YÜZÜCÜ
Frank Perry'nin yönettiği bir filmdir... Yönetmenin bir dönem eşi olan Elanor Perry, John Cheever'in öyküsünden yola çıkarak filmin senaryosunu yazmıştır. Aynı zamanda filmin yapımcılığını da üstlenen Perryler'in hala bilinmeyen bir nedenle projeden çekilmelerinden dolayı, The Swimmer'i ünlü yönetmen Sydney Pollack (1934-2008) tamamlamıştır. Filmin cast'inde adı geçmeyen Polack, Hollywood'un "sesesiz" ikonudur.
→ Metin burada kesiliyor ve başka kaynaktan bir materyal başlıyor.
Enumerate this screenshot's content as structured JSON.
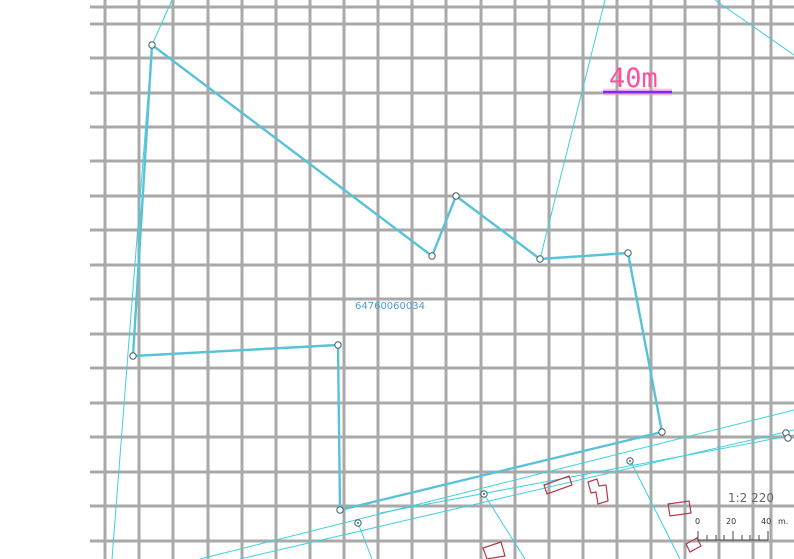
{
  "map": {
    "parcel_id": "64760060034",
    "measurement_label": "40m",
    "scale_ratio": "1:2 220",
    "scale_bar": {
      "ticks": [
        "0",
        "20",
        "40"
      ],
      "unit": "m."
    },
    "colors": {
      "grid": "#a9a9a9",
      "parcel_boundary": "#58c2d8",
      "cadastral_lines": "#3fd0de",
      "buildings": "#b3394c",
      "measure_text": "#ff4f9e",
      "measure_line": "#7a2cf0"
    }
  }
}
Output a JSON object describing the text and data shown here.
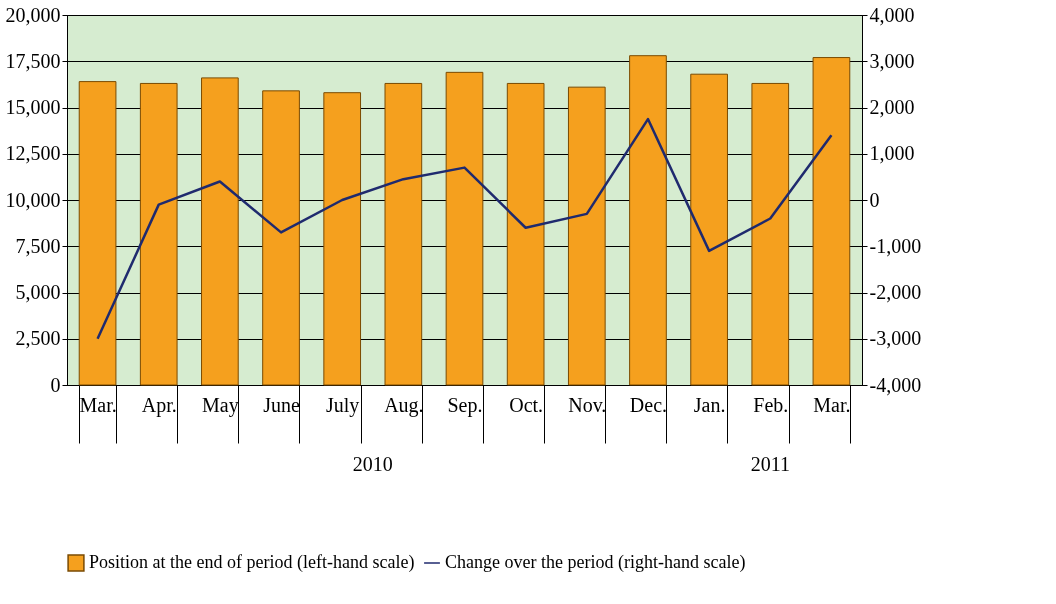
{
  "chart_data": {
    "type": "bar",
    "categories": [
      "Mar.",
      "Apr.",
      "May",
      "June",
      "July",
      "Aug.",
      "Sep.",
      "Oct.",
      "Nov.",
      "Dec.",
      "Jan.",
      "Feb.",
      "Mar."
    ],
    "series": [
      {
        "name": "Position at the end of period (left-hand scale)",
        "color": "#f5a01e",
        "values": [
          16400,
          16300,
          16600,
          15900,
          15800,
          16300,
          16900,
          16300,
          16100,
          17800,
          16800,
          16300,
          17700
        ]
      },
      {
        "name": "Change over the period (right-hand scale)",
        "type": "line",
        "axis": "y2",
        "color": "#1f2a6e",
        "values": [
          -3000,
          -100,
          400,
          -700,
          0,
          450,
          700,
          -600,
          -300,
          1750,
          -1100,
          -400,
          1400
        ]
      }
    ],
    "ylim": [
      0,
      20000
    ],
    "yticks": [
      0,
      {
        "value": 2500,
        "label": "2,500"
      },
      {
        "value": 5000,
        "label": "5,000"
      },
      {
        "value": 7500,
        "label": "7,500"
      },
      {
        "value": 10000,
        "label": "10,000"
      },
      {
        "value": 12500,
        "label": "12,500"
      },
      {
        "value": 15000,
        "label": "15,000"
      },
      {
        "value": 17500,
        "label": "17,500"
      },
      {
        "value": 20000,
        "label": "20,000"
      }
    ],
    "y2lim": [
      -4000,
      4000
    ],
    "y2ticks": [
      {
        "value": -4000,
        "label": "-4,000"
      },
      {
        "value": -3000,
        "label": "-3,000"
      },
      {
        "value": -2000,
        "label": "-2,000"
      },
      {
        "value": -1000,
        "label": "-1,000"
      },
      0,
      {
        "value": 1000,
        "label": "1,000"
      },
      {
        "value": 2000,
        "label": "2,000"
      },
      {
        "value": 3000,
        "label": "3,000"
      },
      {
        "value": 4000,
        "label": "4,000"
      }
    ],
    "annotations": [
      "2010",
      "2011"
    ],
    "grid": "y",
    "legend": "bottom",
    "marker": "none",
    "line_style": "solid"
  }
}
Bir çok yönetmenle çalışmış bazı yapımlarda oyuncu olarak rol almıştır. Filmi unutulmayanlar arasına sokan öykünün kahramanı Ned Merrill'i canlandıran Burt Lancaster'dir ve oldukçe zengin bir oyuncu kadrosu vardır.
Filmde Ned'i oynayan Burt Lancaster'in dediği gibi; "Pool by pool, they form a river all the way to our house." Havuzdan havuza, bu yol bir nehir gibi bizim eve gider!
Havuzdan havuza yüzerek bir zamanlar terk ettiği evine gitmek isteyen Ned, aslında geçmişiyle hesaplaşmaktadır. Bu yolculuk O'nun bir zamanlar yitirdiklerini arama sürecidir.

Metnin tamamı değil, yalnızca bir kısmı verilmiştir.